All this intensive time together can be stressful on your relationship. It can highlight those little ways that you’re not communicating properly. This book is best used alongside the online survey that helps you discover what your love languages are. No, you’re not going to have to start communicating in Wookie to feel loved what this means is the way in which you and your partner communicate love. Some people communicate affection with words, others with touch or being helpful. If you and your partner have different love languages you may both actually feel unsatisfied despite showing love for each other.
Understanding that your partner receives love by touch more than by word may mean that you make the effort to hold hands occasionally to show your affection. It’s a bit of a relationship game-changer to just know how your partner communicates and receives love – I mean now you understand why they get so upset when you don’t help with the housework right?
Are you a night owl or a morning lark? Most productive late into the night and horrid in the morning or vice versa? This book takes that concept a little bit further and divides people into four main categories based on what time you are at your best. It’s a great concept but can be a little challenging to apply in real life. What is very helpful though is the concept of looking at the best time to do things like Cold Call at work, have an important discussion with your partner or even take a nap. Knowledge is power I believe so knowledge of yourself is only going to make you more enabled and empowered.

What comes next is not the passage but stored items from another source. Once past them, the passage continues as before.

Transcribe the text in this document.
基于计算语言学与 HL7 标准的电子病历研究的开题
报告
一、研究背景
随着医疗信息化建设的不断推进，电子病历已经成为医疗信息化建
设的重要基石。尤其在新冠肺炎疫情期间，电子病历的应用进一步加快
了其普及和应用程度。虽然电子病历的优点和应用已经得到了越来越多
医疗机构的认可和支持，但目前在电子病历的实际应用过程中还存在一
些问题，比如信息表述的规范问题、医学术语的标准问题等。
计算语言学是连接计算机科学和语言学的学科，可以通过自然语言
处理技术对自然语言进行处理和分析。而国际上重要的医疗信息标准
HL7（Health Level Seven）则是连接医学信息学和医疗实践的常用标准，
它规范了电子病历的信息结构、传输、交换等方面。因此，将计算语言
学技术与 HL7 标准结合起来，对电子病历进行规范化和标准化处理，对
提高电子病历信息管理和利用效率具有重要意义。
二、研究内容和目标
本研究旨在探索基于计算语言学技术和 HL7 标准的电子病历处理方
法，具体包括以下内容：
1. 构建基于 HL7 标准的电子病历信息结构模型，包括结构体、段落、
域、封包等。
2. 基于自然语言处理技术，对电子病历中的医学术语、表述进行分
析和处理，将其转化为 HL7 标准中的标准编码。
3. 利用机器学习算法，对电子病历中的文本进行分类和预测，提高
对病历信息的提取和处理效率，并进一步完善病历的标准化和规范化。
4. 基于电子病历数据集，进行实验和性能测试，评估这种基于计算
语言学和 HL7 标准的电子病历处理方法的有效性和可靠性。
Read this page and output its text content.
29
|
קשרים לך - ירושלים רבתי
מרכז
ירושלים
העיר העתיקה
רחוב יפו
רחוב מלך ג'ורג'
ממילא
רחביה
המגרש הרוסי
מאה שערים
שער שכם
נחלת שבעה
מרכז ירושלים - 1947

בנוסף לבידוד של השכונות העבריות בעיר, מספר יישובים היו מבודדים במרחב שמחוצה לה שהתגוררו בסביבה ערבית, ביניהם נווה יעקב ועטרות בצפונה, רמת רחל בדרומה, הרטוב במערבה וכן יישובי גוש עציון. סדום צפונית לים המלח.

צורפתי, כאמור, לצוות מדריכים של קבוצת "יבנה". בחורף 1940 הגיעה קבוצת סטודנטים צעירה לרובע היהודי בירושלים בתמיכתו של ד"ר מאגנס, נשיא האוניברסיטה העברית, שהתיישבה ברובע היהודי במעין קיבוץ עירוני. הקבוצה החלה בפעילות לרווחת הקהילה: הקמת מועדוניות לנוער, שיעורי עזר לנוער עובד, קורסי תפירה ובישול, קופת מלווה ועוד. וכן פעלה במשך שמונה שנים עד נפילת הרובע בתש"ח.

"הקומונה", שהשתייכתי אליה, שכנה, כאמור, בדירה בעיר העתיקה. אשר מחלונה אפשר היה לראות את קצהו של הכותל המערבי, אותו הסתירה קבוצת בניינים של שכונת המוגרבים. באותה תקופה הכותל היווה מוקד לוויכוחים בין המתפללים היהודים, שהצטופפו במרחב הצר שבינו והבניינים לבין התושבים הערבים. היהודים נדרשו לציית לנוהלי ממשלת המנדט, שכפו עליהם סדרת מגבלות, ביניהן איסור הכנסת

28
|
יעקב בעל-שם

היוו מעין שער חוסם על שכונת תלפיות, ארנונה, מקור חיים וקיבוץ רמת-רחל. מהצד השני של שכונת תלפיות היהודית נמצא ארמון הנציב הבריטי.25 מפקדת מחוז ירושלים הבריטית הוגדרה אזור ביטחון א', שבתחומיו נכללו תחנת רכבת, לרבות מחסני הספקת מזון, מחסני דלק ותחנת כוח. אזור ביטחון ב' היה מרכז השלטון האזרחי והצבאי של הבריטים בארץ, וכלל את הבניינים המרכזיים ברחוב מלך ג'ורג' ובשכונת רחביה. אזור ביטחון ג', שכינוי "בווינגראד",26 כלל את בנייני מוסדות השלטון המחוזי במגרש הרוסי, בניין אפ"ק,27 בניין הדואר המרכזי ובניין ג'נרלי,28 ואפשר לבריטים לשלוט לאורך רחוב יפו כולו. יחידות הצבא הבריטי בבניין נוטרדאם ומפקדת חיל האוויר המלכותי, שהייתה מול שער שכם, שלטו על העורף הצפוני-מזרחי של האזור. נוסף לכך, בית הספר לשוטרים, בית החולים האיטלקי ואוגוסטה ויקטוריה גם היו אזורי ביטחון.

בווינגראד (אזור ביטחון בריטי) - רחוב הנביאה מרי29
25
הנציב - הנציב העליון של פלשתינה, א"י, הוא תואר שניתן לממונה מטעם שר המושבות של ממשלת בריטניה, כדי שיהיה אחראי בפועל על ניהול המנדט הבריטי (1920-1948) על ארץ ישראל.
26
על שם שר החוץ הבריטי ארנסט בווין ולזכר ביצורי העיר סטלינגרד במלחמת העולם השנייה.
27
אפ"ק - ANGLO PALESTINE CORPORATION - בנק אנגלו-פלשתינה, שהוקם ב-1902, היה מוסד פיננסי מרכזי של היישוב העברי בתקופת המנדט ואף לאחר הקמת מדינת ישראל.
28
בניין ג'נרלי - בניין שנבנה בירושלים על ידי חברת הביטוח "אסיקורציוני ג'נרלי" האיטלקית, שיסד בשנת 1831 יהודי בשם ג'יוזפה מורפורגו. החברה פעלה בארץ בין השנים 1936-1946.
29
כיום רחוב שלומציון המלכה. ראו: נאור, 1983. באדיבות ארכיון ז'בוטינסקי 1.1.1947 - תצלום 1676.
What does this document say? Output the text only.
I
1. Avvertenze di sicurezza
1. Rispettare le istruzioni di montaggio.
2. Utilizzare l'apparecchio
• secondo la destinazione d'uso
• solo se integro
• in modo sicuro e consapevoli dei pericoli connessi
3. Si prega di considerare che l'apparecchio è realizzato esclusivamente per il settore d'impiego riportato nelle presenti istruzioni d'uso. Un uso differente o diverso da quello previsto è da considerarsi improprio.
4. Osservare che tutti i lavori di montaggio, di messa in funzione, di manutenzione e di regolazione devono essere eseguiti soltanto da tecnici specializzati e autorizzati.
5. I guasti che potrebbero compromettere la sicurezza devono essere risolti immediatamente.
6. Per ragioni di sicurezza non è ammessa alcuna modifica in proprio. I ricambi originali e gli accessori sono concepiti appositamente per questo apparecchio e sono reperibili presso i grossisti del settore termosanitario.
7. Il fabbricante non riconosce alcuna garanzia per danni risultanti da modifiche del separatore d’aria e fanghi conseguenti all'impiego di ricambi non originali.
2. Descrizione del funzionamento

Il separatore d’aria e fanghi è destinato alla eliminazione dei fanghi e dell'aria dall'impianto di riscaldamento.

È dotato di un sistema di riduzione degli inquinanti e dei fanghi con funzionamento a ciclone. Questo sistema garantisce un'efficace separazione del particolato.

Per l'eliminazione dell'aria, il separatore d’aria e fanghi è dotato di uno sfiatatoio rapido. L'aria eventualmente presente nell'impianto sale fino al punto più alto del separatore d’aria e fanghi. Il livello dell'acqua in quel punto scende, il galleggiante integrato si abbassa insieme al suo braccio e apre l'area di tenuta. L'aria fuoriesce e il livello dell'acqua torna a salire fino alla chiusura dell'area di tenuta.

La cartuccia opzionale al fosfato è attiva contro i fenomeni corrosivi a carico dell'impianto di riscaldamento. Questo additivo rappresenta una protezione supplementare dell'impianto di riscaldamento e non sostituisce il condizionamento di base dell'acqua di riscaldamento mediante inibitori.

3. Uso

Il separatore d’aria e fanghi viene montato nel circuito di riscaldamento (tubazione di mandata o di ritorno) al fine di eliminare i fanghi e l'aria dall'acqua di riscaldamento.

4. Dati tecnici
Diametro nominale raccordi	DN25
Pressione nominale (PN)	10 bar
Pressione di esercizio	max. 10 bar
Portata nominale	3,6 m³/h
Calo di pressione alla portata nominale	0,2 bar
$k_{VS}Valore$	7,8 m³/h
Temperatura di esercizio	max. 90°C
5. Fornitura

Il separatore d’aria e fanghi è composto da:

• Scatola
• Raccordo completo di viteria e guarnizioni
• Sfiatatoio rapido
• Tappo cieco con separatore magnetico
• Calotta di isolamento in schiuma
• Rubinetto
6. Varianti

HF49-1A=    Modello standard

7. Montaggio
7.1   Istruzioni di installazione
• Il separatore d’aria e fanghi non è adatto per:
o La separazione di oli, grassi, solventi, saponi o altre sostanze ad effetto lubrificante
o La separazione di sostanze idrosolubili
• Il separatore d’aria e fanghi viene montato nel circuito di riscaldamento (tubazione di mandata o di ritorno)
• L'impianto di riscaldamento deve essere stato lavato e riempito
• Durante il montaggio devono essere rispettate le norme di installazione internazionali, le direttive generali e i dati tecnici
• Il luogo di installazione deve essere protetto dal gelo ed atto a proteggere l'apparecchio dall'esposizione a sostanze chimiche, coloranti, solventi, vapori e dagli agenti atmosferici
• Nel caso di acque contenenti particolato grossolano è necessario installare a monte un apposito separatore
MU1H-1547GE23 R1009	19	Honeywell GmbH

As a video game fan, this book really hit home. In most games, you progress through a story and your character levels up when you achieve a certain amount of experience. This book is about taking that concept and applying it in real life. This is the perfect book for any video game geek looking to improve their lives. The concepts are fun but also practical, with exercises and advice on how to get things moving (maybe after we’re all allowed to leave the house). There is a lot of list-making and planning though involved in this so if you’re more a fly by the seat of your pants type person then this might not be for you. If however, you’re looking to use lockdown limbo to plan out how to level up your life when you’re set free again then this is a great read.
So this book isn’t necessarily one that you sit down and read but one I think every household should have. Ok yes, you can now Google and YouTube everything you can think of but heaven forbid the internet isn’t working then a book might still come in handy. This book has saved my skin many times and literally has everything from how to prepare for a job interview to how to unblock a sink. I occasionally have a laugh and try to think of something ridiculous to see if it’s included and more often than not it’s there! I may not own a cat but I now know how to wash one!